OK, I clearly have work to do. Any suggestions on the practical changes I can make? We do! Start by exploring the texts you study, the books available to children in school, and those on their recommended reading lists, and asking if many of them meet Bennie Kara’s criteria. It may be fewer than you think: in a 2019 study, the Centre for Literacy in Primary Education (CLPE) found that only 7% of children’s books published in the UK in 2018 featured BAME characters, and only 4% included a BAME main protagonist.
Wow, OK, I may need to buy some new books. But which ones? Fear not, help is at hand. Take a look at these lists and resources for ideas:
- @BAMEWeTeach on Twitter has created a Google Drive with resources that encourage better racial awareness as well as a reading list that focuses on books that promote BAME voices
- Peters List has a BAME reading list for primary schools
- Puffin Books has lists of 23 books featuring BAME heroes and characters, children’s books with South Asian characters and 19 empowering books with Black characters
- Books for Topics has compiled a list of “biographies, non-fiction, books that open conversations about racism and books that represent BAME main characters”

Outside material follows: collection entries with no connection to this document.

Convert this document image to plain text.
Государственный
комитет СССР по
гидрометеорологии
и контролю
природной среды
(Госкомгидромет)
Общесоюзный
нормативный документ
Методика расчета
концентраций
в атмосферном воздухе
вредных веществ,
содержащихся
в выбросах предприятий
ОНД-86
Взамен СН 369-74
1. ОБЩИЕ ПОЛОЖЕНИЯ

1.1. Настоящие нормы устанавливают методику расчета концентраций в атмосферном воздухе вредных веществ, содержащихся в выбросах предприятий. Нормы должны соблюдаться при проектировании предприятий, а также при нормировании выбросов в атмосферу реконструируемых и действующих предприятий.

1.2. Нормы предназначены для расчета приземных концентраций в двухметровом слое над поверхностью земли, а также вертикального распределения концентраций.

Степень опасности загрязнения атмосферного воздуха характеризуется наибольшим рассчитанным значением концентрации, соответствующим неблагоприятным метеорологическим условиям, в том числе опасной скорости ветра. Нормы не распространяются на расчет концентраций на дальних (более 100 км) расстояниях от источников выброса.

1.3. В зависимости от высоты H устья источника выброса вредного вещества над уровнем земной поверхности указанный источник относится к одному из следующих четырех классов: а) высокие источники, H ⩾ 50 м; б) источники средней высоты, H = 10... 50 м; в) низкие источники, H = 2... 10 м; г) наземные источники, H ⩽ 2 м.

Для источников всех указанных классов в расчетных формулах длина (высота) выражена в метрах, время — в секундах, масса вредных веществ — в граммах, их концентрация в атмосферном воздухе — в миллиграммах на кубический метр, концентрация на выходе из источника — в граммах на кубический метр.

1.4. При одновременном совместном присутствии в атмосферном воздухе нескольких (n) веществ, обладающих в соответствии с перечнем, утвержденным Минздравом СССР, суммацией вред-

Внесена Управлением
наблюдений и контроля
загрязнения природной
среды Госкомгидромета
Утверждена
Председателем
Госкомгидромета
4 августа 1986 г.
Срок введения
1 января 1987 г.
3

- BookTrust has a Black Lives Matter book recommendation list and also includes a list of BAME authors in its Represents booklet
- The National Literacy Trust has a series of Black Lives Matter: Book Lists organised under age categories
- Babes About Town explores 50+ books about race in this article
- LoveReading4Kids offers a list of books entitled Diverse Voices
- The Empathy Lab has an empathy book list
You may also like to explore the Black Curriculum which offers a diverse curriculum for use across KS2. It aims to incorporate year-round “black narratives, black stories and black history, whether it’s music history, social history, economic and cultural history” into the curriculum.
In a nutshell… Ensure your English curriculum is relevant to the diverse world we’re living in, and is making a positive contribution to the future.